Arzneimittel, bei deren Anwendung eine Erhöhung der Lebensqualität im Vordergrund steht (sogenannte "Lifestyle- Arzneimittel"), sind von der Verordnung zu Lasten der gesetzlichen Krankenversicherung (GKV) ausgeschlossen. Die vom Verordnungsausschluss betroffenen Fertigarzneimittel und Anwendungsgebiete sind als Übersicht in der Anlage II der Arzneimittel-Richtlinie (AM-RL) aufgelistet.

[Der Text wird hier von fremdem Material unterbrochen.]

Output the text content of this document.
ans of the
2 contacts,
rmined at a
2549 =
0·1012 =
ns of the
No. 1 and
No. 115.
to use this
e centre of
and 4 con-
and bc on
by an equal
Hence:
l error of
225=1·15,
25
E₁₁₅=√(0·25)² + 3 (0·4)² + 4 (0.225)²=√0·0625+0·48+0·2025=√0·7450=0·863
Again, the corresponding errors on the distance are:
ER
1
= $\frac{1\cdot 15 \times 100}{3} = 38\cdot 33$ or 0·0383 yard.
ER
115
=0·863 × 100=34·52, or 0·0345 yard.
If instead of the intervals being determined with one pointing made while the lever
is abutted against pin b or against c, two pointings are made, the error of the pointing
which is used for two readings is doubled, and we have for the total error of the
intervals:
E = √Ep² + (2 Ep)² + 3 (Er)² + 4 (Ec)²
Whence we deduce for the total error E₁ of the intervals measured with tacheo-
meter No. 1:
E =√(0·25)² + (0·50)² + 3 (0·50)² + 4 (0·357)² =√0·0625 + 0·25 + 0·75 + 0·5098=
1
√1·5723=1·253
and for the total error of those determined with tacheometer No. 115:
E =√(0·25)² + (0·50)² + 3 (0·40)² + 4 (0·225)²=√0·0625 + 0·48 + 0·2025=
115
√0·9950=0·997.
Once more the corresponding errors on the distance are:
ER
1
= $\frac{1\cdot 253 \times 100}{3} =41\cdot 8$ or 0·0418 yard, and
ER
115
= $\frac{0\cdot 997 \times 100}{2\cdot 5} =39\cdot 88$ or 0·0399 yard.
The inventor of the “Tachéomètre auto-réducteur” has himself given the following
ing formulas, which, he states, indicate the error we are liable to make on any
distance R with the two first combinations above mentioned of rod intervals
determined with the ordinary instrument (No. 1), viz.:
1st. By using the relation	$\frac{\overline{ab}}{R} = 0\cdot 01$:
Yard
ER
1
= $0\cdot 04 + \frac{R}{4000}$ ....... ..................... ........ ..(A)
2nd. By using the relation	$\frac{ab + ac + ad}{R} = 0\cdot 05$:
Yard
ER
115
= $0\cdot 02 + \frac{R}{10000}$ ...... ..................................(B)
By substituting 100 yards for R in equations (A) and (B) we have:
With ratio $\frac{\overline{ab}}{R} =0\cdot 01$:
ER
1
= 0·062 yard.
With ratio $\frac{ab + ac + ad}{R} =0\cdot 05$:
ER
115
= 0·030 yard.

Unter der Indikation "Abmagerungsmittel (zentral wirkend)" ist in Anlage II zur AM-RL das Fertigarzneimittel Imcivree® mit dem Wirkstoff Setmelanotid (ATC-Code A 08 AA 12) im Rahmen eines Ausnahmetatbestandes aufgeführt. Setmelanotid ist damit als zentral wirkendes Abmagerungsmittel von der Verordnung zu Lasten der GKV ausgeschlossen. Eine Verordnung auf Kassenrezept ist nur ausnahmsweise im Zusammenhang mit genetisch bestätigtem, durch Funktionsverlustmutationen bedingtem biallelischem Pro-Opiomelanocortin (POMC)- Mangel (einschließlich PCSK1) oder biallelischem Leptinrezeptor (LEPR) -Mangel bei Erwachsenen und Kindern ab 6 Jahren möglich.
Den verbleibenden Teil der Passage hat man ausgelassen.